Posting department budgets represents a milestone in the quest for greater transparency and accountability. Texas university operating costs have risen more than 60 percent in the last two decades, even after adjusting for inflation, and the public deserves to see where these costs are going.

Faculty members at public universities are public employees. To suggest that professors be shielded from public examination and exempt from the most basic accountability measures lacks credibility.

Professors are among the highest paid state employees, with salaries increasing at twice the rate of inflation over the past 10 years. TexasBudgetSource.com reports that many of our highest paid professors teach few students.

Critics have undermined reforms through apparently unsubstantiated cost claims. Martyn Gunn, a vice provost at Texas A&M, was quoted in a July 11 Houston Chronicle saying reforms could cost “a couple of hundred thousand dollars.” I subsequently filed an open records request for Gunn’s cost data.

I was subsequently provided with an email exchange between Gunn and university staff dated July 13 – two days after Gunn spoke with the media – that only showed a rough $47,488 estimate. If the open records response is accurate, no cost estimate existed before I requested it.

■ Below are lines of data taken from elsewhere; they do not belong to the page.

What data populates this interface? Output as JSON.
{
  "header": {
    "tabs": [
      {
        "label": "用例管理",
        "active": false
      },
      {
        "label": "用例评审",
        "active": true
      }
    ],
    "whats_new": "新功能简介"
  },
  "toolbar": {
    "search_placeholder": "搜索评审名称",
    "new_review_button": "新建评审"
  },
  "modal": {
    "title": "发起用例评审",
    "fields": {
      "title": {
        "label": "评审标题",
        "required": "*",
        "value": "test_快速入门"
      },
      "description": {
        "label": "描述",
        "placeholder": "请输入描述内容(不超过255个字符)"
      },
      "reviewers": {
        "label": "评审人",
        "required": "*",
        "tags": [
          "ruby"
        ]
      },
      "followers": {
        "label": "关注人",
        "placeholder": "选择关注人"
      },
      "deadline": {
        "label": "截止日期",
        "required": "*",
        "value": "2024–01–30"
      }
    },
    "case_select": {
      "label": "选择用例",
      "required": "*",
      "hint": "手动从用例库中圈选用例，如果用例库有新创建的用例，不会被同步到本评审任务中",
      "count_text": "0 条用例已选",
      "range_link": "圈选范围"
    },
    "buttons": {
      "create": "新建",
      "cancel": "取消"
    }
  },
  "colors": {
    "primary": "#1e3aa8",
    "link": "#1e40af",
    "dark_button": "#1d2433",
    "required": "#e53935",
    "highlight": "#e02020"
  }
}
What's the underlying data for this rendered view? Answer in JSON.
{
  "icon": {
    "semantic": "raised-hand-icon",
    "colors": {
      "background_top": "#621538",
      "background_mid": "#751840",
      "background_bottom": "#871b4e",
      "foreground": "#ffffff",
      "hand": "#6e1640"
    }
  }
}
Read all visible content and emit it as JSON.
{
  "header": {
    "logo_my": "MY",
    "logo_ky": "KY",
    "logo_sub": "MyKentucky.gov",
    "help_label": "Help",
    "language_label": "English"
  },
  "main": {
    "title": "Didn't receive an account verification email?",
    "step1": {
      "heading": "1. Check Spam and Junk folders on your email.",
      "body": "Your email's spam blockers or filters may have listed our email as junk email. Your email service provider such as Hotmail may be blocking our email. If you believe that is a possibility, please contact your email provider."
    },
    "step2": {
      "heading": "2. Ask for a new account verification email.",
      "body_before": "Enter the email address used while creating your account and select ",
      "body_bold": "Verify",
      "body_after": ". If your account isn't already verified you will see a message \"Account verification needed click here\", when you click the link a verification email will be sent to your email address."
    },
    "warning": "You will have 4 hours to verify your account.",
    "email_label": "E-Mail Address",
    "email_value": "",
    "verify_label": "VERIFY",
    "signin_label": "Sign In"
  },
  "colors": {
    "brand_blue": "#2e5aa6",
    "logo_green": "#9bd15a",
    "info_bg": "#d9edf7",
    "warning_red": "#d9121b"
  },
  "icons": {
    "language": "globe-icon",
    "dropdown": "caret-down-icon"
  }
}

Also disturbing was email suggesting professors might water down the law’s requirements, that students’ comments might be removed from evaluations. That is like outlawing consumer comments at online retail websites.

As anyone working at the state Capitol has experienced, state agencies resisting reforms trot out exorbitant cost estimates that gold-plate proposed solutions. However, the state’s non-partisan cost estimator, the Legislative Budget Board, issued a report saying there was “no significant fiscal impact” from this legislation.

This game of hide-the-ball is typical of efforts towards greater government transparency. As documented in case studies on TexasTransparency.org and TexasBudgetSource.com, those organizations implementing reforms report much lower costs than those resisting reforms.

This law neither infringes upon academic freedom nor imposes large costs. It allows the public, students, and parents to see where and how tax dollars and tuition are being spent.

As former University of Pennsylvania professor Erin O’Connor put it when describing this new requirement, “academia exists to serve the public good, and academic freedom does not mean freedom from accountability.”

Justin Keener is vice president of policy and communications for the Texas Public Policy Foundation, a non-profit, free-market research institute based in Austin.